候補キー(若しくは主キー)に全ての非キー属性が完全関数従属しない。という表現でも問題ない。
※ここでは,テーブルの主キーが問題内に明示してあるので,候補キー(若しくは主キー)の列{店番号,タイトル番号}を明記する必要はないと思われる。むしろ非キー属性の方を示すべきではないだろうか。
設問1(2)
店保有タイトル(店番号,タイトル番号,初期本数,現本数)
タイトル(タイトル番号,タイトル名,貸出開始日付,旧作指定日付,ジャンル,新旧区分)
※表現の都合,関係スキーマで表したがテーブル構造で示すこと。
設問2(1)
返却時の処理を考える。問題文での返却処理はふたつ
・『返却時は,返却されたビデオテープのバーコードを読み取り,返却年月日を記録する。』
・『返却予定年月日を過ぎて返却されたときは,遅延料金を徴収する。』
どちらかに問題がある。と,いうことだ。
記事の都合,後者から考える(w
『遅延料金は,遅延日数に1日当たりの遅延料金(新作と旧作で異なる)を乗じた額である。』
から,脊髄反射的に思いつくのは,
『貸出(遅延)期間中に新旧区分が変わった場合どうなるのか。』
と,いうことである。
問題文中では,この処理は明記されていないが,新作で精算しようが,按分しようが,「貸出年月日」と「返却年月日」及び「旧作指定日付」で解決できそうだ。
前者の場合,
バーコードで貸出返却の返却年月日を記録する。ということだが,
バーコードの情報(タイトル番号,タイトル内通番)(図1より)では,貸出返却の行が一意に特定できない。これがC氏が指摘した問題である。
ここらへんの内容をうまく文字数内で表現できれば問題ないと思う。
余談だが,会員カードがあれば一意に特定できるのか?ということだが,貸出期間中に同一会員に同一タイトルを複数本貸出をしていなければ可能である。
設問2(2)
タイトル内通番
※問題文中の用語を使うこと。
貸出年月日~返却年月日の間に1本のビデオ{タイトル番号,タイトル内通番}は1人の会員{店番号,会員番号}にしか貸し出すことはできない。(物理的に)
また,{タイトル番号,タイトル内通番}毎に貸出回数がカウントできるため,③の問題点にも対応できる。
設問3
タイトル貸出推移(タイトル番号,年月日,貸出残本数) もしくは
タイトル貸出推移(タイトル番号,年月日,全本数,貸出残本数)
※表現の都合,関係スキーマで表したがテーブル構造で示すこと。
図3,図5からボトムアップしてみると
タイトル情報(タイトル番号,初期本数,貸出開始)
タイトル貸出状況推移(タイトル番号,年月日,貸出残本数,全本数,貸出済本数)
タイトル情報の「初期本数」は全店の「タイトル.初期本数」の合計であり,時間経過で変更される情報でないため,わざわざテーブルを追加する必要はないと思われる。
タイトル貸出状況推移の方は,
貸出残本数 = 全本数 - 貸出済本数
で,求められるため,冗長のように見える。
ここで考慮すべき点は,時系列性の保持である。
『新作の期間は,各店のビデオテープの保有本数を変更しない』
『図3 新作ビデオタイトル貸出状況推移の表示例』
から,新作だけを対象としていて,新作期間は「全本数」=全店の「タイトル.初期本数」の合計であることが伺える。

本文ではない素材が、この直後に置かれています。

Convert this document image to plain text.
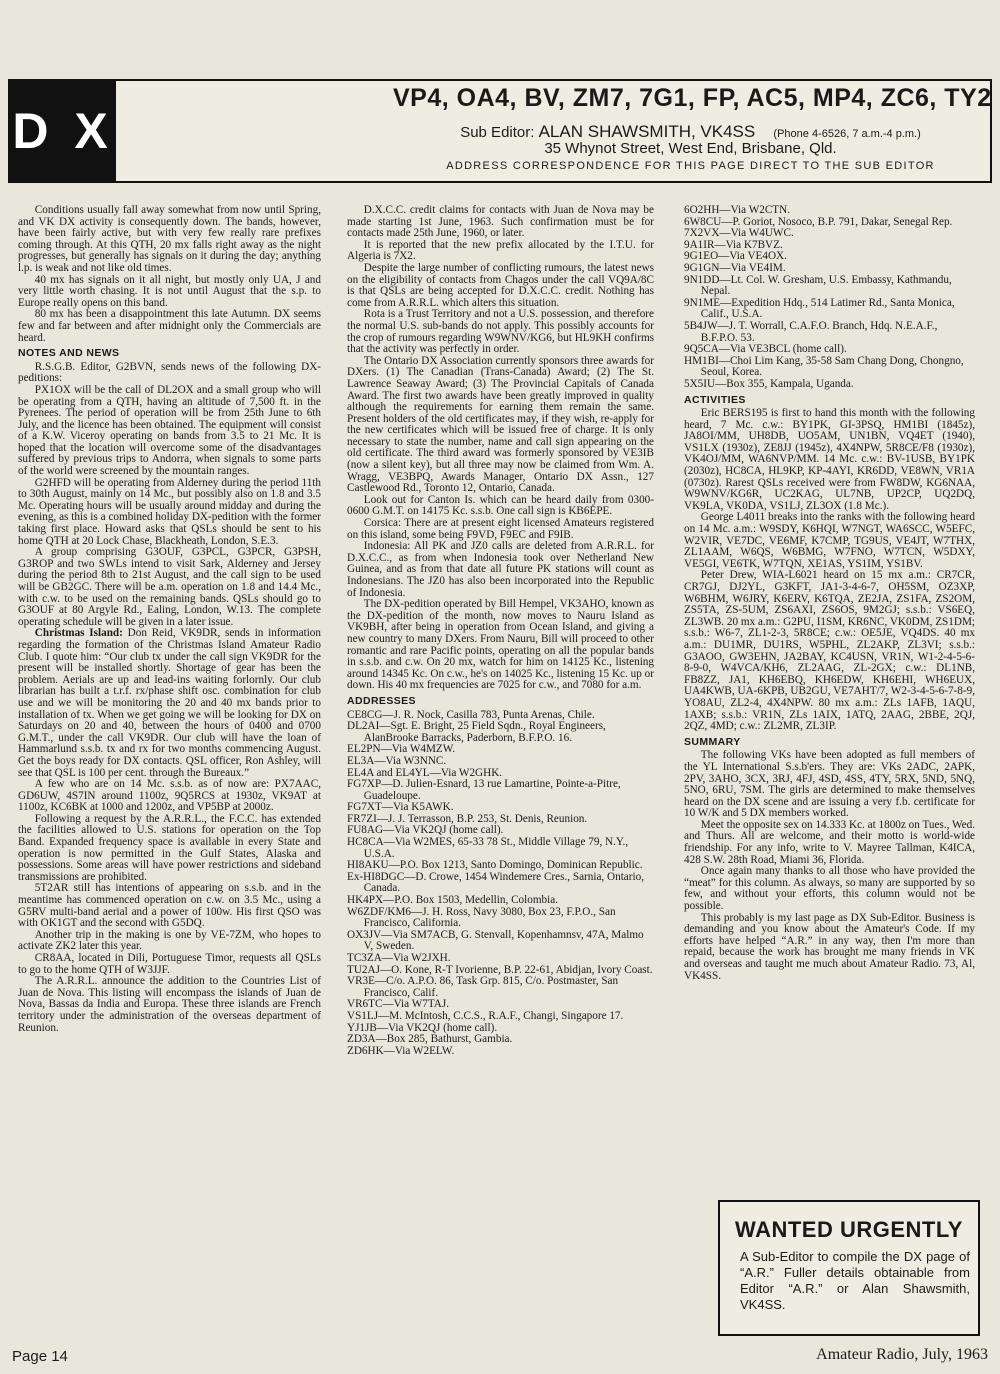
D X
VP4, OA4, BV, ZM7, 7G1, FP, AC5, MP4, ZC6, TY2
Sub Editor: ALAN SHAWSMITH, VK4SS (Phone 4-6526, 7 a.m.-4 p.m.)
35 Whynot Street, West End, Brisbane, Qld.
ADDRESS CORRESPONDENCE FOR THIS PAGE DIRECT TO THE SUB EDITOR

Conditions usually fall away somewhat from now until Spring, and VK DX activity is consequently down. The bands, however, have been fairly active, but with very few really rare prefixes coming through. At this QTH, 20 mx falls right away as the night progresses, but generally has signals on it during the day; anything l.p. is weak and not like old times.

40 mx has signals on it all night, but mostly only UA, J and very little worth chasing. It is not until August that the s.p. to Europe really opens on this band.

80 mx has been a disappointment this late Autumn. DX seems few and far between and after midnight only the Commercials are heard.

NOTES AND NEWS

R.S.G.B. Editor, G2BVN, sends news of the following DX-peditions:

PX1OX will be the call of DL2OX and a small group who will be operating from a QTH, having an altitude of 7,500 ft. in the Pyrenees. The period of operation will be from 25th June to 6th July, and the licence has been obtained. The equipment will consist of a K.W. Viceroy operating on bands from 3.5 to 21 Mc. It is hoped that the location will overcome some of the disadvantages suffered by previous trips to Andorra, when signals to some parts of the world were screened by the mountain ranges.

G2HFD will be operating from Alderney during the period 11th to 30th August, mainly on 14 Mc., but possibly also on 1.8 and 3.5 Mc. Operating hours will be usually around midday and during the evening, as this is a combined holiday DX-pedition with the former taking first place. Howard asks that QSLs should be sent to his home QTH at 20 Lock Chase, Blackheath, London, S.E.3.

A group comprising G3OUF, G3PCL, G3PCR, G3PSH, G3ROP and two SWLs intend to visit Sark, Alderney and Jersey during the period 8th to 21st August, and the call sign to be used will be GB2GC. There will be a.m. operation on 1.8 and 14.4 Mc., with c.w. to be used on the remaining bands. QSLs should go to G3OUF at 80 Argyle Rd., Ealing, London, W.13. The complete operating schedule will be given in a later issue.

Christmas Island: Don Reid, VK9DR, sends in information regarding the formation of the Christmas Island Amateur Radio Club. I quote him: “Our club tx under the call sign VK9DR for the present will be installed shortly. Shortage of gear has been the problem. Aerials are up and lead-ins waiting forlornly. Our club librarian has built a t.r.f. rx/phase shift osc. combination for club use and we will be monitoring the 20 and 40 mx bands prior to installation of tx. When we get going we will be looking for DX on Saturdays on 20 and 40, between the hours of 0400 and 0700 G.M.T., under the call VK9DR. Our club will have the loan of Hammarlund s.s.b. tx and rx for two months commencing August. Get the boys ready for DX contacts. QSL officer, Ron Ashley, will see that QSL is 100 per cent. through the Bureaux.”

A few who are on 14 Mc. s.s.b. as of now are: PX7AAC, GD6UW, 4S7IN around 1100z, 9Q5RCS at 1930z, VK9AT at 1100z, KC6BK at 1000 and 1200z, and VP5BP at 2000z.

Following a request by the A.R.R.L., the F.C.C. has extended the facilities allowed to U.S. stations for operation on the Top Band. Expanded frequency space is available in every State and operation is now permitted in the Gulf States, Alaska and possessions. Some areas will have power restrictions and sideband transmissions are prohibited.

5T2AR still has intentions of appearing on s.s.b. and in the meantime has commenced operation on c.w. on 3.5 Mc., using a G5RV multi-band aerial and a power of 100w. His first QSO was with OK1GT and the second with G5DQ.

Another trip in the making is one by VE-7ZM, who hopes to activate ZK2 later this year.

CR8AA, located in Dili, Portuguese Timor, requests all QSLs to go to the home QTH of W3JJF.

The A.R.R.L. announce the addition to the Countries List of Juan de Nova. This listing will encompass the islands of Juan de Nova, Bassas da India and Europa. These three islands are French territory under the administration of the overseas department of Reunion.

D.X.C.C. credit claims for contacts with Juan de Nova may be made starting 1st June, 1963. Such confirmation must be for contacts made 25th June, 1960, or later.

It is reported that the new prefix allocated by the I.T.U. for Algeria is 7X2.

Despite the large number of conflicting rumours, the latest news on the eligibility of contacts from Chagos under the call VQ9A/8C is that QSLs are being accepted for D.X.C.C. credit. Nothing has come from A.R.R.L. which alters this situation.

Rota is a Trust Territory and not a U.S. possession, and therefore the normal U.S. sub-bands do not apply. This possibly accounts for the crop of rumours regarding W9WNV/KG6, but HL9KH confirms that the activity was perfectly in order.

The Ontario DX Association currently sponsors three awards for DXers. (1) The Canadian (Trans-Canada) Award; (2) The St. Lawrence Seaway Award; (3) The Provincial Capitals of Canada Award. The first two awards have been greatly improved in quality although the requirements for earning them remain the same. Present holders of the old certificates may, if they wish, re-apply for the new certificates which will be issued free of charge. It is only necessary to state the number, name and call sign appearing on the old certificate. The third award was formerly sponsored by VE3IB (now a silent key), but all three may now be claimed from Wm. A. Wragg, VE3BPQ, Awards Manager, Ontario DX Assn., 127 Castlewood Rd., Toronto 12, Ontario, Canada.

Look out for Canton Is. which can be heard daily from 0300-0600 G.M.T. on 14175 Kc. s.s.b. One call sign is KB6EPE.

Corsica: There are at present eight licensed Amateurs registered on this island, some being F9VD, F9EC and F9IB.

Indonesia: All PK and JZ0 calls are deleted from A.R.R.L. for D.X.C.C., as from when Indonesia took over Netherland New Guinea, and as from that date all future PK stations will count as Indonesians. The JZ0 has also been incorporated into the Republic of Indonesia.

The DX-pedition operated by Bill Hempel, VK3AHO, known as the DX-pedition of the month, now moves to Nauru Island as VK9BH, after being in operation from Ocean Island, and giving a new country to many DXers. From Nauru, Bill will proceed to other romantic and rare Pacific points, operating on all the popular bands in s.s.b. and c.w. On 20 mx, watch for him on 14125 Kc., listening around 14345 Kc. On c.w., he's on 14025 Kc., listening 15 Kc. up or down. His 40 mx frequencies are 7025 for c.w., and 7080 for a.m.

ADDRESSES
CE8CG—J. R. Nock, Casilla 783, Punta Arenas, Chile.
DL2AI—Sgt. E. Bright, 25 Field Sqdn., Royal Engineers, AlanBrooke Barracks, Paderborn, B.F.P.O. 16.
EL2PN—Via W4MZW.
EL3A—Via W3NNC.
EL4A and EL4YL—Via W2GHK.
FG7XP—D. Julien-Esnard, 13 rue Lamartine, Pointe-a-Pitre, Guadeloupe.
FG7XT—Via K5AWK.
FR7ZI—J. J. Terrasson, B.P. 253, St. Denis, Reunion.
FU8AG—Via VK2QJ (home call).
HC8CA—Via W2MES, 65-33 78 St., Middle Village 79, N.Y., U.S.A.
HI8AKU—P.O. Box 1213, Santo Domingo, Dominican Republic.
Ex-HI8DGC—D. Crowe, 1454 Windemere Cres., Sarnia, Ontario, Canada.
HK4PX—P.O. Box 1503, Medellin, Colombia.
W6ZDF/KM6—J. H. Ross, Navy 3080, Box 23, F.P.O., San Francisco, California.
OX3JV—Via SM7ACB, G. Stenvall, Kopenhamnsv, 47A, Malmo V, Sweden.
TC3ZA—Via W2JXH.
TU2AJ—O. Kone, R-T Ivorienne, B.P. 22-61, Abidjan, Ivory Coast.
VR3E—C/o. A.P.O. 86, Task Grp. 815, C/o. Postmaster, San Francisco, Calif.
VR6TC—Via W7TAJ.
VS1LJ—M. McIntosh, C.C.S., R.A.F., Changi, Singapore 17.
YJ1JB—Via VK2QJ (home call).
ZD3A—Box 285, Bathurst, Gambia.
ZD6HK—Via W2ELW.
6O2HH—Via W2CTN.
6W8CU—P. Goriot, Nosoco, B.P. 791, Dakar, Senegal Rep.
7X2VX—Via W4UWC.
9A1IR—Via K7BVZ.
9G1EO—Via VE4OX.
9G1GN—Via VE4IM.
9N1DD—Lt. Col. W. Gresham, U.S. Embassy, Kathmandu, Nepal.
9N1ME—Expedition Hdq., 514 Latimer Rd., Santa Monica, Calif., U.S.A.
5B4JW—J. T. Worrall, C.A.F.O. Branch, Hdq. N.E.A.F., B.F.P.O. 53.
9Q5CA—Via VE3BCL (home call).
HM1BI—Choi Lim Kang, 35-58 Sam Chang Dong, Chongno, Seoul, Korea.
5X5IU—Box 355, Kampala, Uganda.
ACTIVITIES

Eric BERS195 is first to hand this month with the following heard, 7 Mc. c.w.: BY1PK, GI-3PSQ, HM1BI (1845z), JA8OI/MM, UH8DB, UO5AM, UN1BN, VQ4ET (1940), VS1LX (1930z), ZE8JJ (1945z), 4X4NPW, 5R8CE/F8 (1930z), VK4OJ/MM, WA6NVP/MM. 14 Mc. c.w.: BV-1USB, BY1PK (2030z), HC8CA, HL9KP, KP-4AYI, KR6DD, VE8WN, VR1A (0730z). Rarest QSLs received were from FW8DW, KG6NAA, W9WNV/KG6R, UC2KAG, UL7NB, UP2CP, UQ2DQ, VK9LA, VK0DA, VS1LJ, ZL3OX (1.8 Mc.).

George L4011 breaks into the ranks with the following heard on 14 Mc. a.m.: W9SDY, K6HQI, W7NGT, WA6SCC, W5EFC, W2VIR, VE7DC, VE6MF, K7CMP, TG9US, VE4JT, W7THX, ZL1AAM, W6QS, W6BMG, W7FNO, W7TCN, W5DXY, VE5GI, VE6TK, W7TQN, XE1AS, YS1IM, YS1BV.

Peter Drew, WIA-L6021 heard on 15 mx a.m.: CR7CR, CR7GJ, DJ2YL, G3KFT, JA1-3-4-6-7, OH5SM, OZ3XP, W6BHM, W6JRY, K6ERV, K6TQA, ZE2JA, ZS1FA, ZS2OM, ZS5TA, ZS-5UM, ZS6AXI, ZS6OS, 9M2GJ; s.s.b.: VS6EQ, ZL3WB. 20 mx a.m.: G2PU, I1SM, KR6NC, VK0DM, ZS1DM; s.s.b.: W6-7, ZL1-2-3, 5R8CE; c.w.: OE5JE, VQ4DS. 40 mx a.m.: DU1MR, DU1RS, W5PHL, ZL2AKP, ZL3VI; s.s.b.: G3AOO, GW3EHN, JA2BAY, KC4USN, VR1N, W1-2-4-5-6-8-9-0, W4VCA/KH6, ZL2AAG, ZL-2GX; c.w.: DL1NB, FB8ZZ, JA1, KH6EBQ, KH6EDW, KH6EHI, WH6EUX, UA4KWB, UA-6KPB, UB2GU, VE7AHT/7, W2-3-4-5-6-7-8-9, YO8AU, ZL2-4, 4X4NPW. 80 mx a.m.: ZLs 1AFB, 1AQU, 1AXB; s.s.b.: VR1N, ZLs 1AIX, 1ATQ, 2AAG, 2BBE, 2QJ, 2QZ, 4MD; c.w.: ZL2MR, ZL3IP.

SUMMARY

The following VKs have been adopted as full members of the YL International S.s.b'ers. They are: VKs 2ADC, 2APK, 2PV, 3AHO, 3CX, 3RJ, 4FJ, 4SD, 4SS, 4TY, 5RX, 5ND, 5NQ, 5NO, 6RU, 7SM. The girls are determined to make themselves heard on the DX scene and are issuing a very f.b. certificate for 10 W/K and 5 DX members worked.

Meet the opposite sex on 14.333 Kc. at 1800z on Tues., Wed. and Thurs. All are welcome, and their motto is world-wide friendship. For any info, write to V. Mayree Tallman, K4ICA, 428 S.W. 28th Road, Miami 36, Florida.

Once again many thanks to all those who have provided the “meat” for this column. As always, so many are supported by so few, and without your efforts, this column would not be possible.

This probably is my last page as DX Sub-Editor. Business is demanding and you know about the Amateur's Code. If my efforts have helped “A.R.” in any way, then I'm more than repaid, because the work has brought me many friends in VK and overseas and taught me much about Amateur Radio. 73, Al, VK4SS.

WANTED URGENTLY
A Sub-Editor to compile the DX page of “A.R.” Fuller details obtainable from Editor “A.R.” or Alan Shawsmith, VK4SS.
Page 14	Amateur Radio, July, 1963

このことから,「全本数」は保持しなくて良いと判断もできる。
が,実際は事故は付き物で,会員による紛失(トンズラ)などによる全本数の減も考慮すべきではないか。 と思う。(A社内でコントロールできない問題,つまりは不可抗力で各店のビデオテープの保有本数に変更が発生する場合を考えなければならない。)
と,いうことで別解として良いと判断した。